Reporter: Yudho Winarto | Editor: Yudho Winarto
JAKARTA. Rupiah semakin tak berdaya di hadapan dollar Amerika Serikat (AS). Mengacu data Bloomberg, Selasa (11/8) di pasar spot rupiah terpuruk ke Rp 13.607 per dollar AS atau 0,41% dari penutupan hari sebelumnya Rp 13.551 per dollar.
"Langkah pemerintah China melakukan devaluasi nilai tukar yuan terhadap dolar AS memberi kontribusi besar terhadap penurunan nilai tukar di kawasan Asia, termasuk rupiah," ujar analis Pasar Uang Bank Mandiri, Rully Arya Wisnubroto dikutip dari Antara.
Kebijakan China mendevaluasi mata uangnya, papar Rully, bertujuan mendorong ekspornya yang tertekan lesunya permintaan akibat melambatnya perekonomian global.

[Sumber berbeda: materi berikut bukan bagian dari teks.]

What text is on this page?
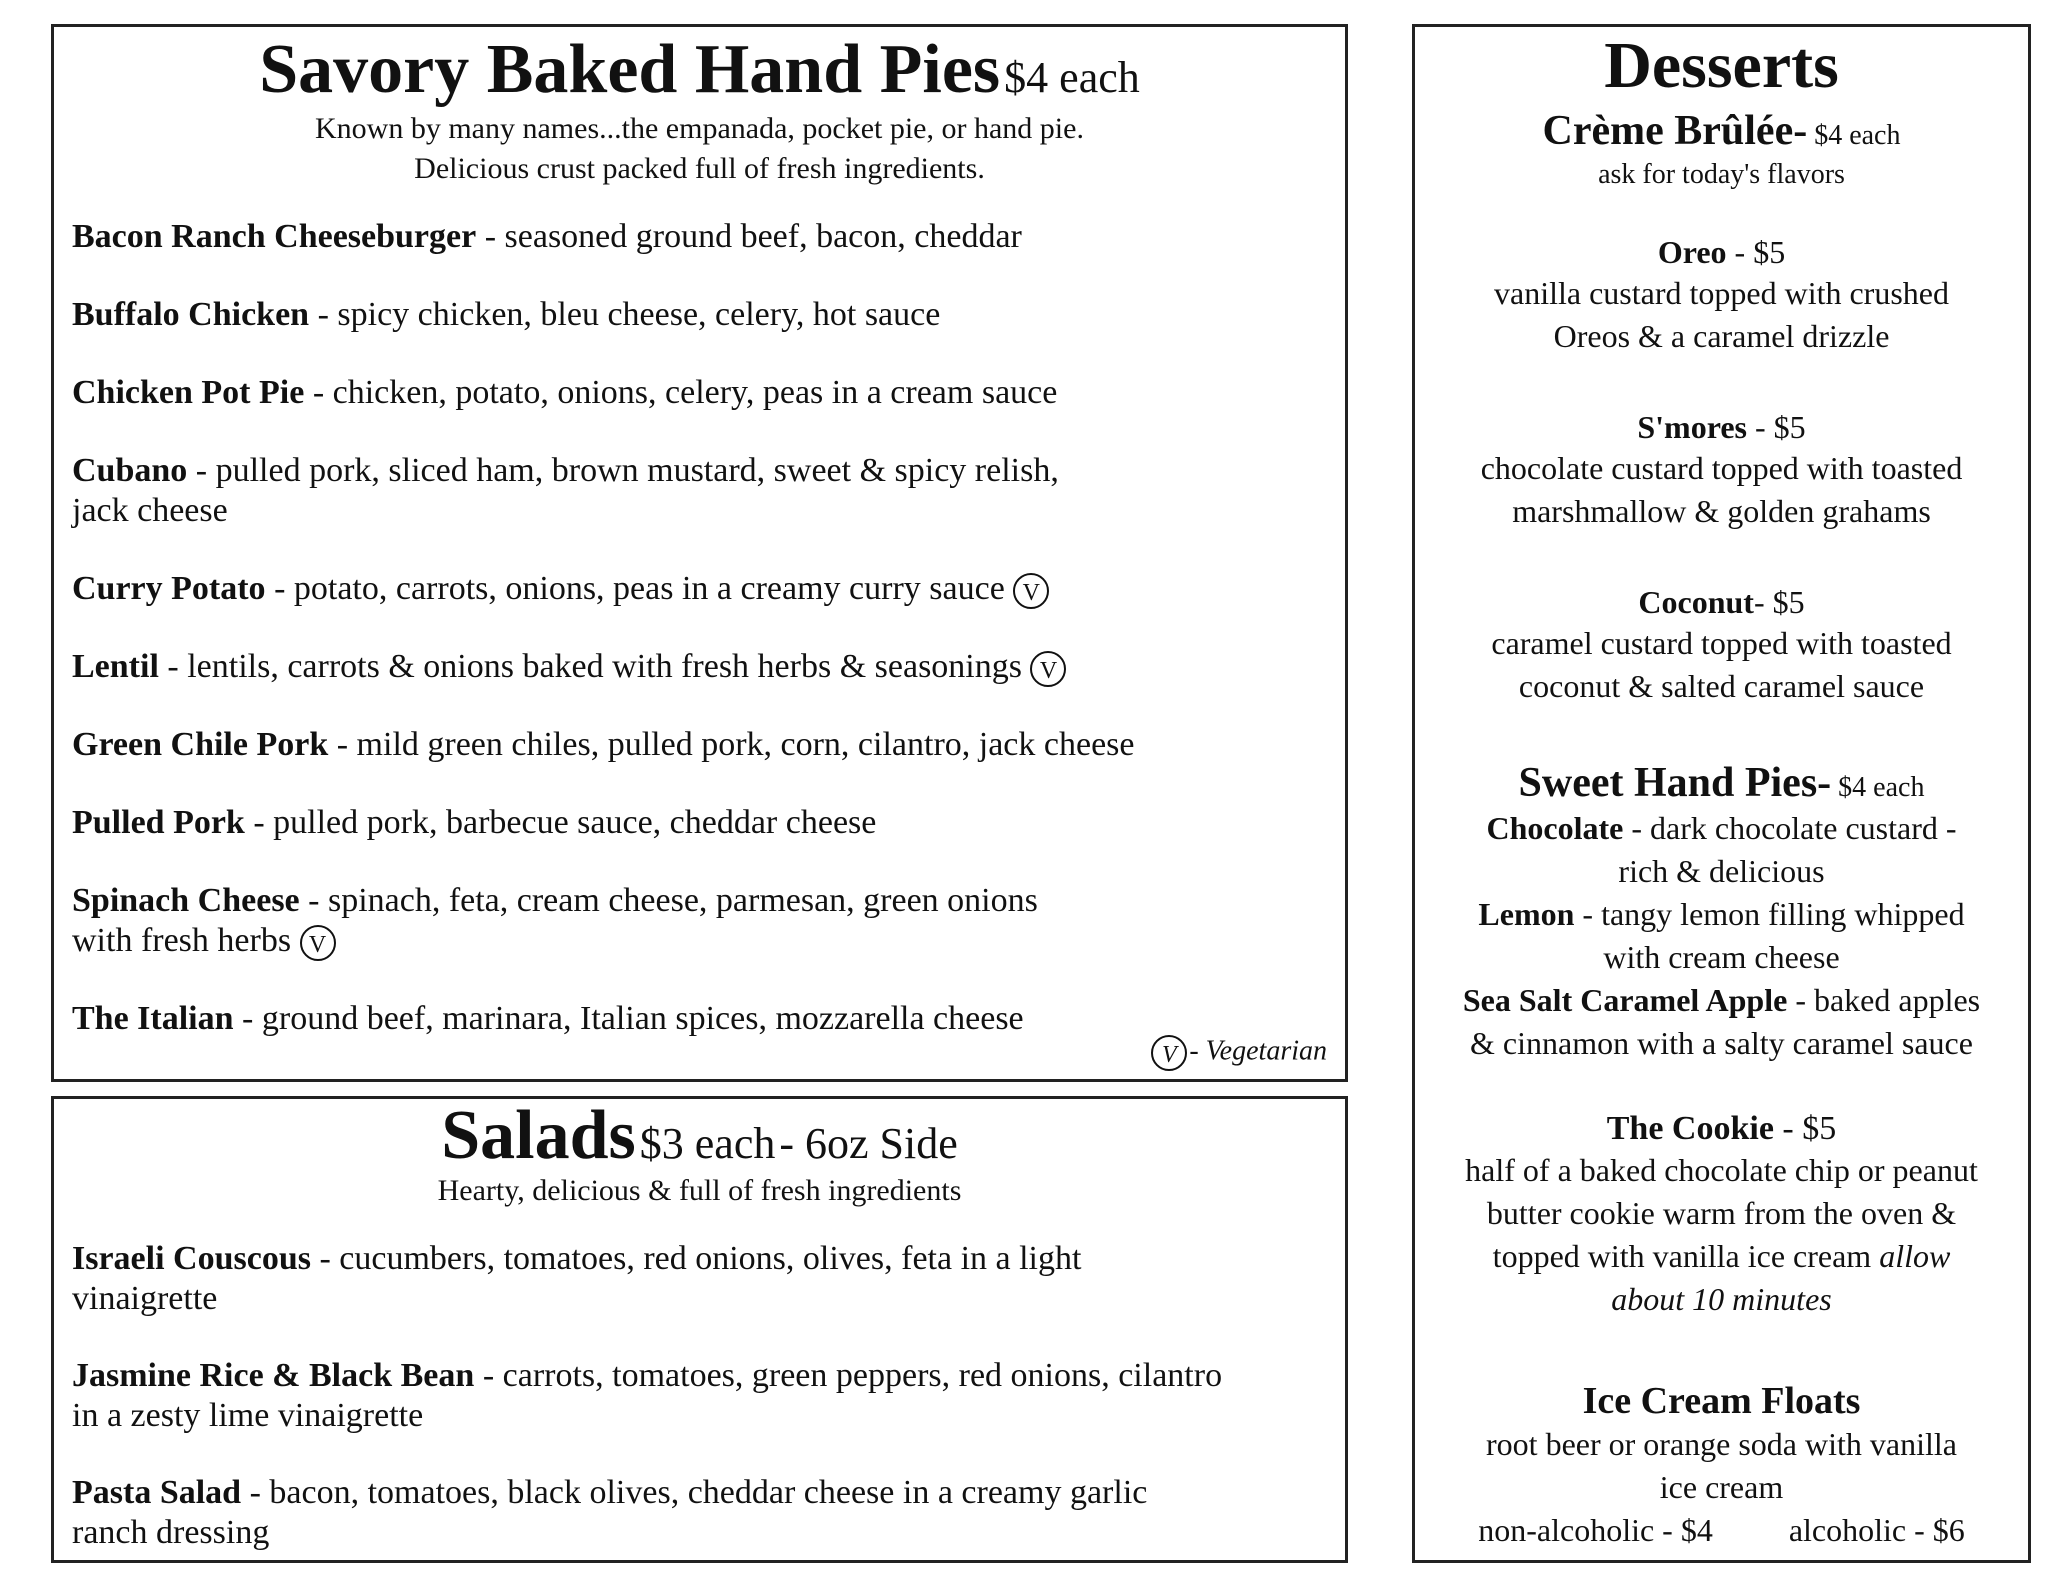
Savory Baked Hand Pies $4 each
Known by many names...the empanada, pocket pie, or hand pie.
Delicious crust packed full of fresh ingredients.
Bacon Ranch Cheeseburger - seasoned ground beef, bacon, cheddar
Buffalo Chicken - spicy chicken, bleu cheese, celery, hot sauce
Chicken Pot Pie - chicken, potato, onions, celery, peas in a cream sauce
Cubano - pulled pork, sliced ham, brown mustard, sweet & spicy relish,
jack cheese
Curry Potato - potato, carrots, onions, peas in a creamy curry sauce V
Lentil - lentils, carrots & onions baked with fresh herbs & seasonings V
Green Chile Pork - mild green chiles, pulled pork, corn, cilantro, jack cheese
Pulled Pork - pulled pork, barbecue sauce, cheddar cheese
Spinach Cheese - spinach, feta, cream cheese, parmesan, green onions
with fresh herbs V
The Italian - ground beef, marinara, Italian spices, mozzarella cheese
V - Vegetarian
Salads $3 each - 6oz Side
Hearty, delicious & full of fresh ingredients
Israeli Couscous - cucumbers, tomatoes, red onions, olives, feta in a light
vinaigrette
Jasmine Rice & Black Bean - carrots, tomatoes, green peppers, red onions, cilantro
in a zesty lime vinaigrette
Pasta Salad - bacon, tomatoes, black olives, cheddar cheese in a creamy garlic
ranch dressing
Desserts
Crème Brûlée- $4 each
ask for today's flavors
Oreo - $5
vanilla custard topped with crushed
Oreos & a caramel drizzle
S'mores - $5
chocolate custard topped with toasted
marshmallow & golden grahams
Coconut- $5
caramel custard topped with toasted
coconut & salted caramel sauce
Sweet Hand Pies- $4 each
Chocolate - dark chocolate custard -
rich & delicious
Lemon - tangy lemon filling whipped
with cream cheese
Sea Salt Caramel Apple - baked apples
& cinnamon with a salty caramel sauce
The Cookie - $5
half of a baked chocolate chip or peanut
butter cookie warm from the oven &
topped with vanilla ice cream allow
about 10 minutes
Ice Cream Floats
root beer or orange soda with vanilla
ice cream
non-alcoholic - $4 alcoholic - $6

Di saat mendapat gempuran dari sentimen negatif dari eksternal, tak ada internal yang bisa menopang mata uang Garuda. Pada awal semester kedua 2015 ini belum ada sentimen maupun data yang positif yang bisa menyokong rupiah untuk kembali bergerak ke area positif.
Alih-alih mendukung, data ekonomi dan berbagai perkembangan dalam negeri justru merapuhkan otot rupiah. "Mulai dari data ekonomi semester kedua 2015 yang melambat hingga maraknya isu rencana perombakan (reshuffle) Kabinet Kerja, menambah sentimen negatif bagi mata uang domestik," katanya.
Di tengah situasi seperti itu, menurut Rully Arya Wisnubroto, Bank Indonesia juga tidak akan terlalu aktif melakukan intervensi karena dampaknya akan negatif terhadap cadangan devisa Indonesia.
"Tekanan pada hari ini cukup tinggi, akan cukup sulit bagi BI melakukan intervensi, kalaupun ada intervensi dalam intensitas sedang," katanya.
Rully mengharapkan penyerapan anggaran belanja modal dan barang pada semester kedua ini dapat lebih baik, sehingga memberikan harapan kepada pasar bahwa pembangunan infrastruktur akan lebih baik dibandingkan periode sebelumnya.
Sementara itu, berdasar kurs tengah Bank Indonesia (BI) pada Selasa (11/8) nilai tukar rupiah juga melemah menjadi Rp13.541 dibandingkan sebelumnya di posisi Rp13.536 per dollar AS.